Tenho um trabalho absorvente, que me ocupa até ao fim do corrente ano, e não posso dedicar todo o tempo que desejaria a Ciberdúvidas; mas numa ocasião especial, do seu renascimento (qual Fénix...), aproveito a oportunidade para, nesta resposta, insistir no facto de que a nossa missão conjunta (consultores e consulentes) é também estudar a `comum língua´, e não só empenhadamente defendê-la.
As normas ortográficas actuais, portuguesas ou brasileiras (nisto muito pouco diferem) apresentam excessivas regras para o hífen, sem com isso evitarem situações incoerentes. Exemplos: Como costumo referir, temos `cor-de-rosa´ (com hífenes/hifens), porque há rosas de várias cores, mas também temos cor de vinho (sem eles), embora nem todo o vinho tenha a mesma cor... Em Rebelo Gonçalves, temos: cabeça-de-casal/cavalo/porco/tremoço/vento, etc. (com hífenes/hifens) e também cabeça de comarca/Reino/motim (sem eles)...
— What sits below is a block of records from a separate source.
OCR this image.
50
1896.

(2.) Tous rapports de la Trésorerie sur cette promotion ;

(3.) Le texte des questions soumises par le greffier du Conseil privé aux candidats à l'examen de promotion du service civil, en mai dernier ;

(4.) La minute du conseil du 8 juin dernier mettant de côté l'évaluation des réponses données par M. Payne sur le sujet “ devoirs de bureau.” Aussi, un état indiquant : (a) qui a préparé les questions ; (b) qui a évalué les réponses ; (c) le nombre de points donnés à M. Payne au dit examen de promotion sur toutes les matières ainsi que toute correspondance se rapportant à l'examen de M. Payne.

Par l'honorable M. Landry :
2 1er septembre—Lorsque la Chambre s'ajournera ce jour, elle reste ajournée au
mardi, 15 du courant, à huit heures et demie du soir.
Algumas vezes a utilização do hífen parece arbitrária. A única forma de não errar é frequentemente fazer o que a companheira de estudo Patricía fez: consultar obras que nos elucidem sobre a forma como a palavra entrou na língua. Só que, tratando-se de palavras novas, nem sempre os dicionários, ou vocabulários, ou prontuários as registam. Então é necessário recorrer à regras básicas de aplicação do hífen. Que se recordam, para os elementos autónomos como é o nosso caso:
1 Usa-se hífen quando há um sentido único (ex.: erva-doce, pois pode haver várias ervas que sejam doces, mas com hífen é esse o nome da erva com que se cozem as castanhas [Pimpinella anisum]); 2 quando há uma aderência de sentidos (ex.: tio-avô, um tio que é irmão dos avós e não dos pais); 3 no conjunto, as palavras não estão no seu sentido directo, denotativo, mas o agrupamento fica com um sentido particular (ex.: `cachorro-quente´, que é um alimento, não um cachorro que esteja quente...).
Quanto às estruturas que apresenta, de facto, não há consenso entre os lexicógrafos.
O dicionário da Porto Editora regista data-valor, mas não encontrei `data´, como primeiro elemento dum composto, no prestigiado Vocabulário de Rebelo Gonçalves, nem no recente Dicionário Houaiss-port.e (cerca de 230 000 entradas), nem no mais completo vocabulário actualizado da `comum língua´, o da Academia Brasileira de Letras, de 1998 (350 000 entradas).
No entanto, sente-se que em ambos os casos estamos em presença de elementos que formam uma unidade semântica, como em tio-avô: trata-se de uma marcação de tempo que tem a característica especial de ser o início ou o fim de qualquer coisa. Assim, não me repugna que se aceite “data-início”, “data-fim”. A proposta do Dicionário da Porto Editora para data-valor abona esta solução.
Poderia ficar por aqui, estimada companheira.
Vou, porém, alongar-me mais, porque não me sinto tranquilo com o resultado a que chegámos. As palavras “data-início” e “data-fim” são inovações não dicionarizadas. Serão mesmo necessárias?
Quando se trata de novas palavras, devemos perguntar-nos em primeiro lugar o que recomenda o novo acordo (avançado mais de meio século em relação às normas em vigor). O novo acordo simplifica alguma coisa (ex.: {fim de semana} {hei de} {coautor} {autoestrada} {antirreligioso} {cosseno}, etc.), isto é, aceita soluções agora sem hífen (e até novidades na fusão dos constituintes). No entanto, a verdade é que continua a aceitar também a regra de se respeitar a união com hífen quando há ligação sintagmática e semântica (ano-luz), o que é o caso. Por aqui, não ficamos mais seguros.
Ora, na incerteza, a pergunta que costumo fazer sempre é: «Não haverá outras soluções mais de acordo com a índole do idioma?» Assim, considerando que a nossa língua tem tendência analítica, não será preferível usar a preposição e escrever: «é a `data do início´ de», «a `data do fim´ de»? Ou, respeitando o hábito e a ordem natural dos constituintes na `comum língua´ (substantivo-adjectivo), dizer simplesmente: «é a `data inicial´», «a `data final´»?
`Esta necessidade que sinto de ponderação em palavras novas´ não é conservadorismo, mas reconhecimento de que é conveniente avaliar sempre bem se o que já temos na nossa riquíssima língua não será suficiente; ou seja, se a inovação se torna mesmo indispensável, ou se não será uma mera adaptação de soluções estranhas.